Un richiamo Tesla che riguarda 14.575 esemplari di Model Y negli Stati Uniti sta facendo parlare parecchio, anche se il motivo è tutt’altro che drammatico. Il problema? Un adesivo di certificazione che semplicemente non c’è. Niente guasti meccanici, niente difetti alla batteria o ai freni. Solo un pezzetto di carta che dovrebbe essere incollato da qualche parte sulla vettura e che, per qualche ragione, è stato dimenticato durante la produzione.
La cosa curiosa è che questo difetto è rimasto nascosto per circa sei mesi prima che qualcuno se ne accorgesse. Può sembrare assurdo, eppure negli Stati Uniti la normativa federale è piuttosto rigida su questi aspetti: ogni veicolo venduto deve recare un’etichetta di conformità ben visibile, che attesta il rispetto degli standard di sicurezza. Senza quell’adesivo, tecnicamente il veicolo non risulta conforme, anche se dal punto di vista pratico non cambia assolutamente nulla nella guida o nella sicurezza dell’auto.
Perché un semplice adesivo può generare un richiamo così ampio
Quando si parla di richiami auto, l’immaginario collettivo va subito a scenari preoccupanti: problemi ai freni, airbag difettosi, rischi di incendio. In questo caso, però, la situazione è decisamente meno allarmante. Tesla è obbligata a intervenire perché la legge americana non ammette eccezioni: se manca la certificazione fisica sul veicolo, il costruttore deve provvedere. Punto.
Il fatto che il difetto sia passato inosservato per un periodo così lungo racconta qualcosa sui processi di controllo qualità dell’azienda di Elon Musk. Parliamo di quasi quindicimila veicoli usciti dalle linee di produzione senza che nessuno notasse l’assenza di quell’etichetta. Non è un problema di ingegneria, certo, ma resta comunque un segnale che qualche passaggio nella catena produttiva ha funzionato meno bene del previsto.
Per i proprietari di Model Y coinvolti nel richiamo, la procedura dovrebbe essere piuttosto semplice e indolore. Non servirà portare l’auto in officina per giorni o settimane: si tratta sostanzialmente di applicare l’adesivo mancante, un intervento che richiede pochi minuti. Nessun componente da sostituire, nessun aggiornamento software da scaricare.

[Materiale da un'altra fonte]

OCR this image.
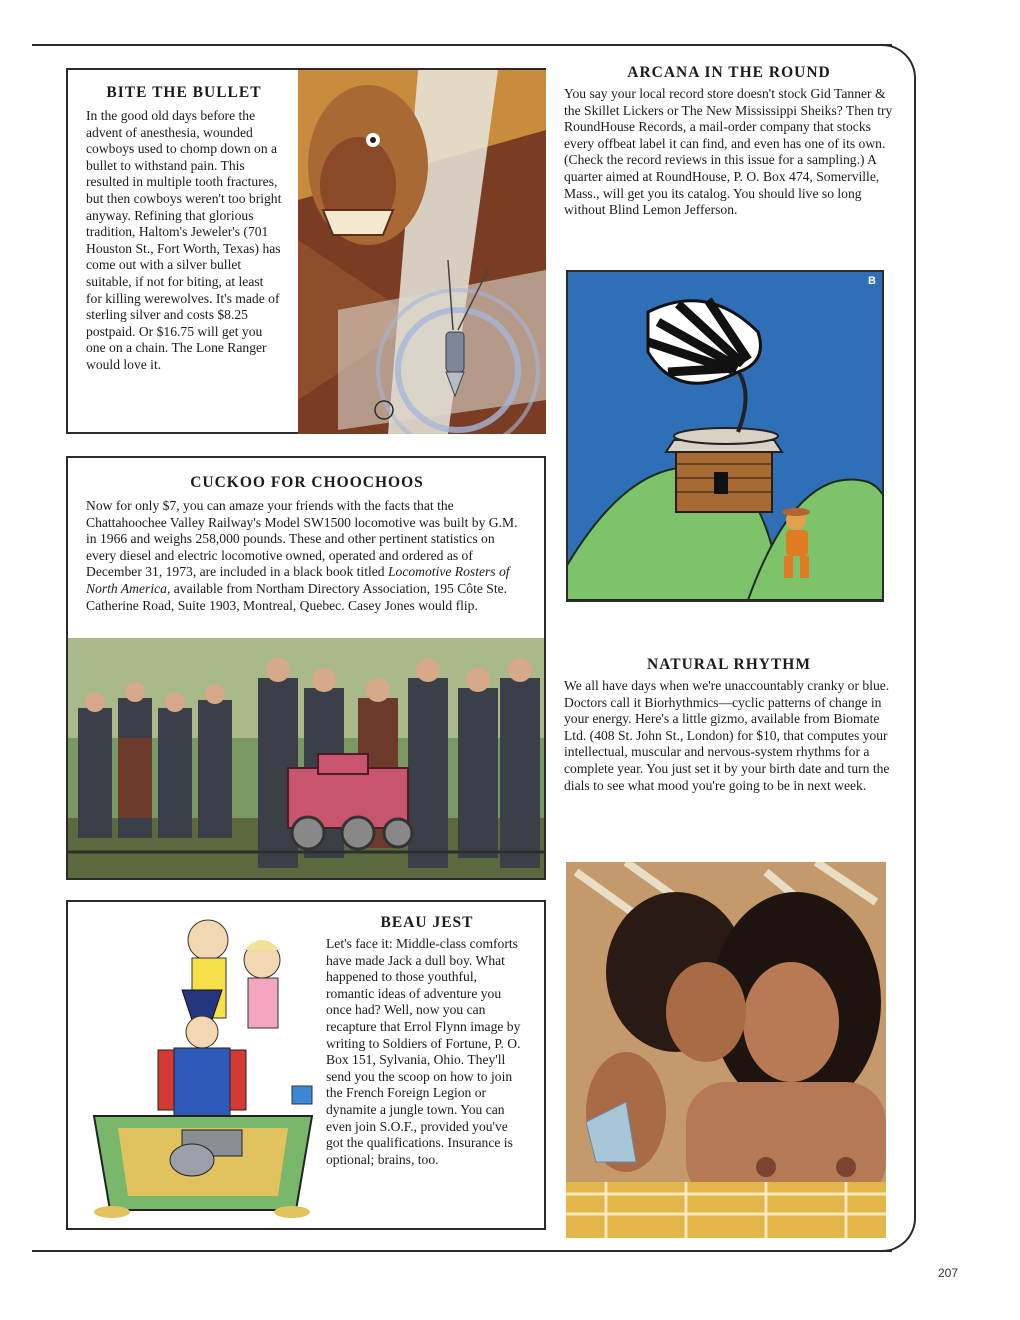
BITE THE BULLET

In the good old days before the advent of anesthesia, wounded cowboys used to chomp down on a bullet to withstand pain. This resulted in multiple tooth fractures, but then cowboys weren't too bright anyway. Refining that glorious tradition, Haltom's Jeweler's (701 Houston St., Fort Worth, Texas) has come out with a silver bullet suitable, if not for biting, at least for killing werewolves. It's made of sterling silver and costs $8.25 postpaid. Or $16.75 will get you one on a chain. The Lone Ranger would love it.

ARCANA IN THE ROUND

You say your local record store doesn't stock Gid Tanner & the Skillet Lickers or The New Mississippi Sheiks? Then try RoundHouse Records, a mail-order company that stocks every offbeat label it can find, and even has one of its own. (Check the record reviews in this issue for a sampling.) A quarter aimed at RoundHouse, P. O. Box 474, Somerville, Mass., will get you its catalog. You should live so long without Blind Lemon Jefferson.

B
CUCKOO FOR CHOOCHOOS

Now for only $7, you can amaze your friends with the facts that the Chattahoochee Valley Railway's Model SW1500 locomotive was built by G.M. in 1966 and weighs 258,000 pounds. These and other pertinent statistics on every diesel and electric locomotive owned, operated and ordered as of December 31, 1973, are included in a black book titled Locomotive Rosters of North America, available from Northam Directory Association, 195 Côte Ste. Catherine Road, Suite 1903, Montreal, Quebec. Casey Jones would flip.

NATURAL RHYTHM

We all have days when we're unaccountably cranky or blue. Doctors call it Biorhythmics—cyclic patterns of change in your energy. Here's a little gizmo, available from Biomate Ltd. (408 St. John St., London) for $10, that computes your intellectual, muscular and nervous-system rhythms for a complete year. You just set it by your birth date and turn the dials to see what mood you're going to be in next week.

BEAU JEST

Let's face it: Middle-class comforts have made Jack a dull boy. What happened to those youthful, romantic ideas of adventure you once had? Well, now you can recapture that Errol Flynn image by writing to Soldiers of Fortune, P. O. Box 151, Sylvania, Ohio. They'll send you the scoop on how to join the French Foreign Legion or dynamite a jungle town. You can even join S.O.F., provided you've got the qualifications. Insurance is optional; brains, too.

207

Un episodio minore che fa comunque notizia
Episodi come questo ricordano quanto il settore automotive sia regolamentato fin nei minimi dettagli, soprattutto sul mercato americano. Un produttore può costruire un’auto tecnologicamente avanzatissima, ma se dimentica di attaccare un pezzo di carta nel posto giusto, scatta comunque il richiamo ufficiale con tanto di notifica alla NHTSA, l’ente federale che vigila sulla sicurezza stradale.

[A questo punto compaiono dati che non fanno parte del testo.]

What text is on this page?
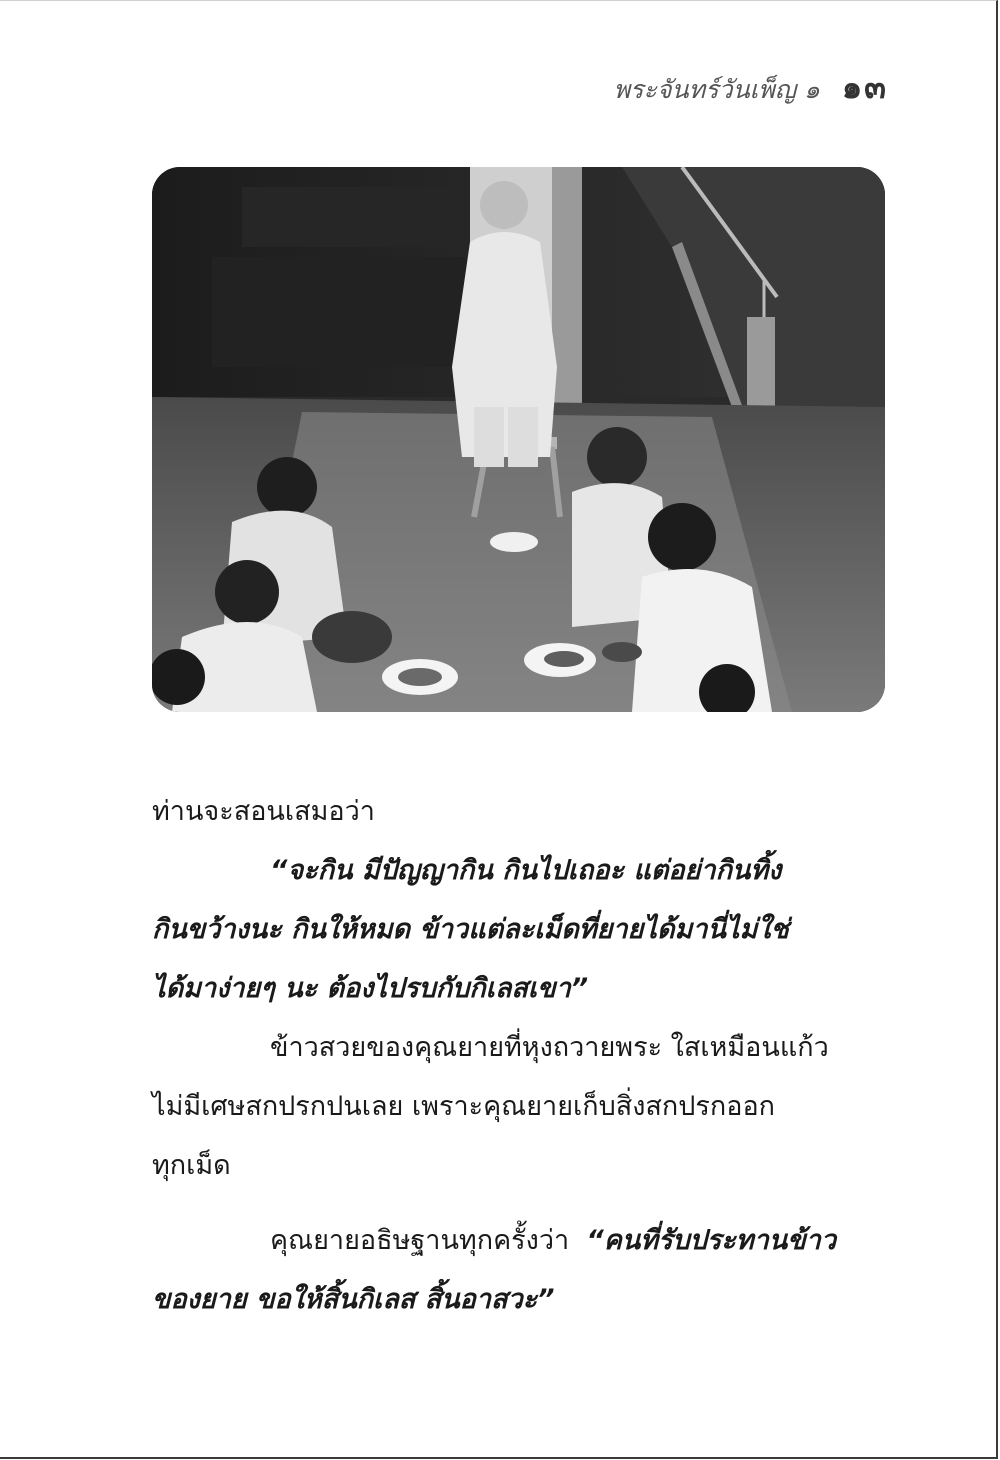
พระจันทร์วันเพ็ญ ๑ ๑๓
ท่านจะสอนเสมอว่า
“จะกิน มีปัญญากิน กินไปเถอะ แต่อย่ากินทิ้ง
กินขว้างนะ กินให้หมด ข้าวแต่ละเม็ดที่ยายได้มานี่ไม่ใช่
ได้มาง่ายๆ นะ ต้องไปรบกับกิเลสเขา”
ข้าวสวยของคุณยายที่หุงถวายพระ ใสเหมือนแก้ว
ไม่มีเศษสกปรกปนเลย เพราะคุณยายเก็บสิ่งสกปรกออก
ทุกเม็ด
คุณยายอธิษฐานทุกครั้งว่า “คนที่รับประทานข้าว
ของยาย ขอให้สิ้นกิเลส สิ้นอาสวะ”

Per Tesla, che negli ultimi anni ha collezionato diversi richiami per motivi ben più seri, questa vicenda rappresenta poco più di una nota a margine. Eppure contribuisce ad alimentare il dibattito sulla qualità costruttiva dei veicoli prodotti dall’azienda, un tema che torna ciclicamente ogni volta che emerge una nuova segnalazione. I 14.575 Model Y coinvolti si aggiungono alla lunga lista di interventi post vendita che hanno caratterizzato la storia recente del marchio, anche se stavolta il problema si risolve nel modo più banale possibile: con un adesivo e un po’ di colla.